I enjoyed the video and the engine sounds wicked.
Thanks guys. The exhaust is the JBA 2 1/2" with Spintech mufflers, JBA ceramic coated tri Y headers.
If it ever stops raining here (it has rained here at least once a day, everyday, for over 4 weeks, that never happens here in the summer) I am going to detail it and get it out for some videos!
First Exterior Detail
Here are some pictures of the car just after I did the first exterior detail. I will get some better shots in the near future.
Absolutely Beautiful. Congrats on a job well done.
This is a spectacular car. Get it shot by a pro. How far are you from Houston? I know a talented lady who can do that for you.

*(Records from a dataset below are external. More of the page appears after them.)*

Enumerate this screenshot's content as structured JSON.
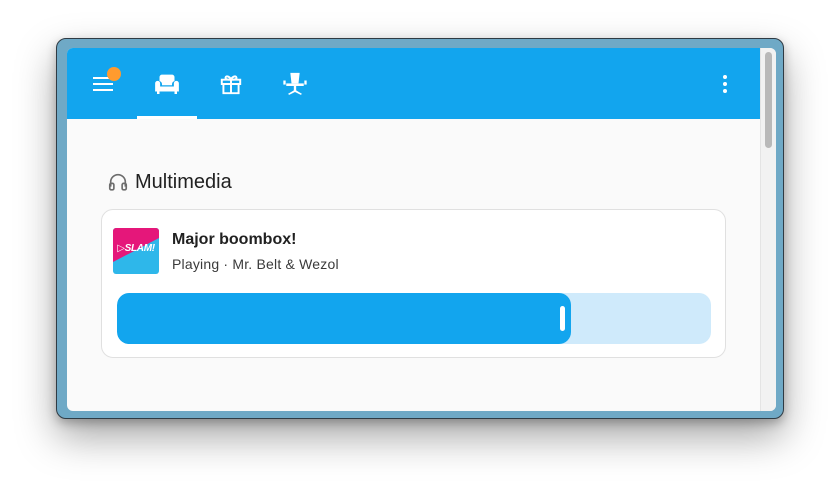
{
  "topbar": {
    "menu_icon": "hamburger-menu-icon",
    "notification_badge": true,
    "tabs": [
      {
        "icon": "sofa-icon",
        "active": true
      },
      {
        "icon": "gift-icon",
        "active": false
      },
      {
        "icon": "office-chair-icon",
        "active": false
      }
    ],
    "more_icon": "dots-vertical-icon"
  },
  "section": {
    "icon": "headphones-icon",
    "title": "Multimedia"
  },
  "media": {
    "art_logo": "▷SLAM!",
    "title": "Major boombox!",
    "status": "Playing · Mr. Belt & Wezol",
    "progress": 0.765
  },
  "colors": {
    "accent": "#12a5ee",
    "track": "#cfeafb",
    "badge": "#ff9b2e",
    "art_top": "#e5177a",
    "art_bottom": "#2eb7ea"
  }
}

I was thinking about getting a pro to shoot it. I live in New Braunfels, Tx. About 200 miles from Houston. Travel costs may make it prohibitive.
Ah probably... Oh well, I tried.
wow that black paint looks wicked! nicely done. Its nice to see that someone is making sick cars out of the GT-500 scheme other than just the typical "elanor" job. too many people have done it for them to be special anymore. I can garuntee that there is NO OTHER CAR LIKE YOURS!! unfortunately i some a 67 fastback that a guy from siox city IA that absolutly murdered, made it all art deco modern-ish. oh well anothers vision. anywho, you got one for the museum man! nice ride.

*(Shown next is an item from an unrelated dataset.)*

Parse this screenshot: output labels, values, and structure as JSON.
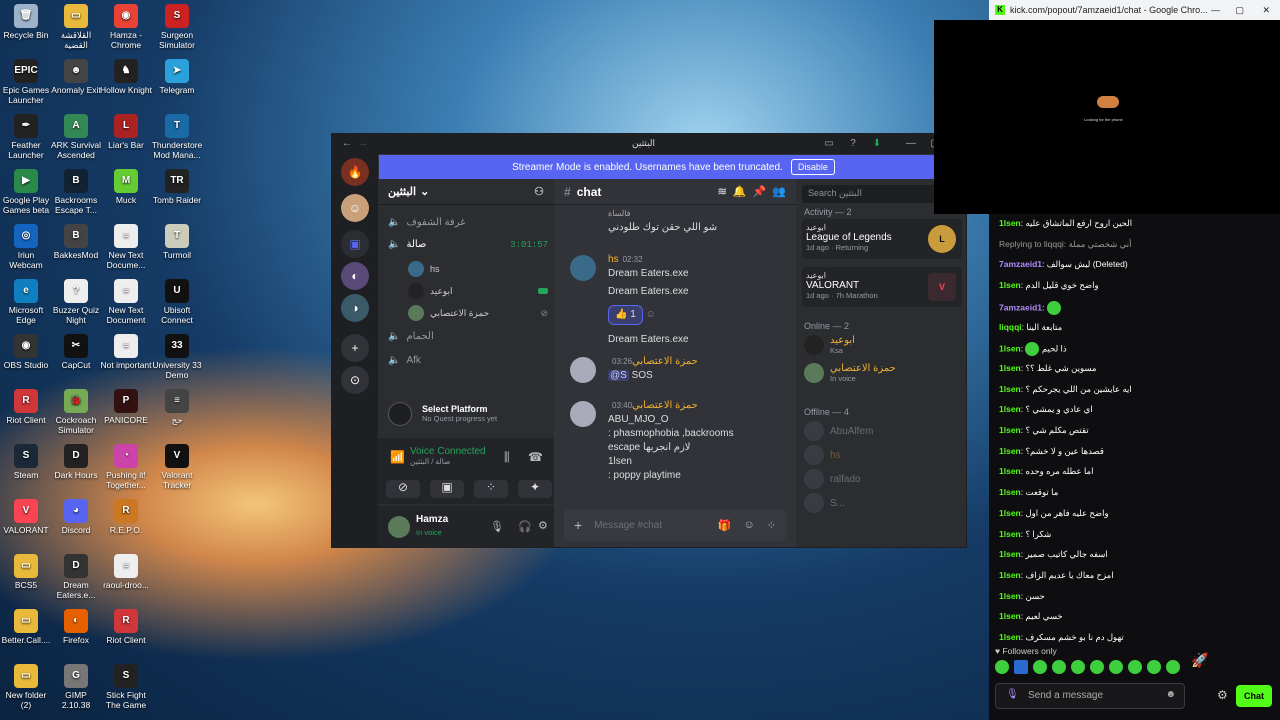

So when will I see it on the cover of MMFF??!?!?!?!
Dunno. Nobody has contacted me . ha ha
Valve Train & Vortech Hat
I changed the plugs (again) and adjusted the valves. Got close to 100 miles on her now. Want to see some trick valve train ...
The blue S/C hose is GONE. The aluminum intake tube has been cut to fit and is at the welders (I'm not that good, and don't have a TIG). Now compare the hat before and after:
Cold Air complete, Snake turns in to Medusa
Seems like every time I make one step forward, I take one step back.

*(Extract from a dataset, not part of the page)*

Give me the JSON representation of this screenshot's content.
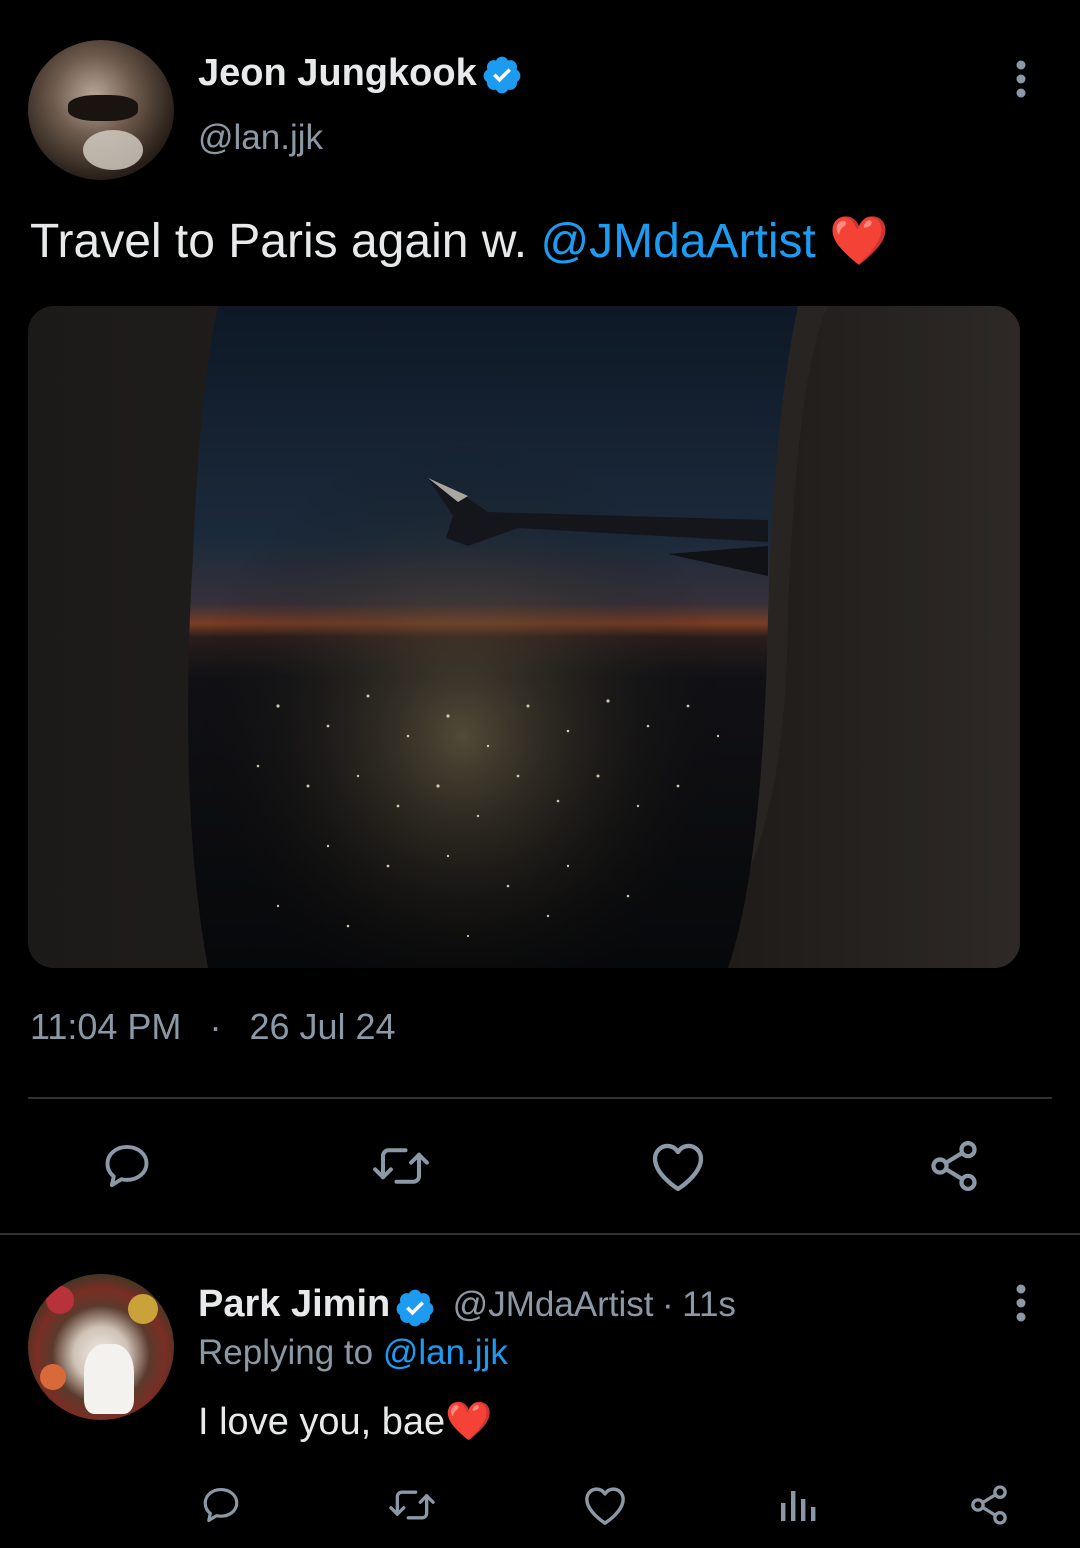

Got the cold air intake installed.
Now for the good news/bad news. Good news is I found out why it is running so rough. When I adjusted the valves, I adjusted only the right (passenger) bank, because I was getting a little lifter noise. But I still noticed a roughness in the idle, and something was just not right. So I pulled a compression check. Cyl 6, 7 & 8. Were low. #1 was at 120# after 3 revs. Cyl #8 got up to 95# after 5 compression strokes. I pulled the valve cover, turned it over to the heel on the cam, and backed off the tensioner. The valve MOVED UP. It was not seating properly. SO I backed it off a little more. NO SPRING. Goes loose immediately. Adjusted it back down, up, down. Adjusts exactly like a solid lifter. YEP, collapsed lifter. Checked 6, 7, & 8. All collapsed. 5 is OK. CRRAPPPPPPP
The Snake reared its ugly head and turned in to Medusa!
Would that be a good name for this project?
This is a rookie mistake by the engine builder. I am a little PO'd. I'm gonna see what they are planning to do. $36k for engine and you would expect perfection!$%*^$
36K for an engine!damn. I thought near 7K was allot for me!
Car looks great, great reality check,I am putting off putting a DOHC 4.6 in my DD notch and spend money on the 68. I would hope the Engine builder will resolve your problem free of charge, something of that nature really shouldn't happen.
Also although you only have 100 miles on her, do you notice any potential problems from stones and such hitting the lower rear quarters? It just something I have been thinking about on my car seeing my tires although still tucked are pretty far out there, and we have similar set ups.
your gunna kill me when i suggest it, but get some chrome mud flaps mine actually dont look that bad.
Damn, I feel for you. I'm surprised they didn't catch this problem when they dyno'd the engine I'm sure the very last thing you want to do after getting everything installed just right is tear down the top of your engine. Let us know when you/they determine the root cause of the failure.
Get mudflaps of any kind! NPD sells some nice removable flaps.
I have about half a dozen rock chips on the rear quarters behind the tires after new paint
Sorry guys, To each his own. But I can't go the mud flap route.
A better looking but more expensive option is to have 3M Clear Bra installed on the areas likely to get chipped. Stuff is very durable and nearly invisible and last 5+ years depending on use. Had some put on my 2007 and you can't see it unless you get very, very close.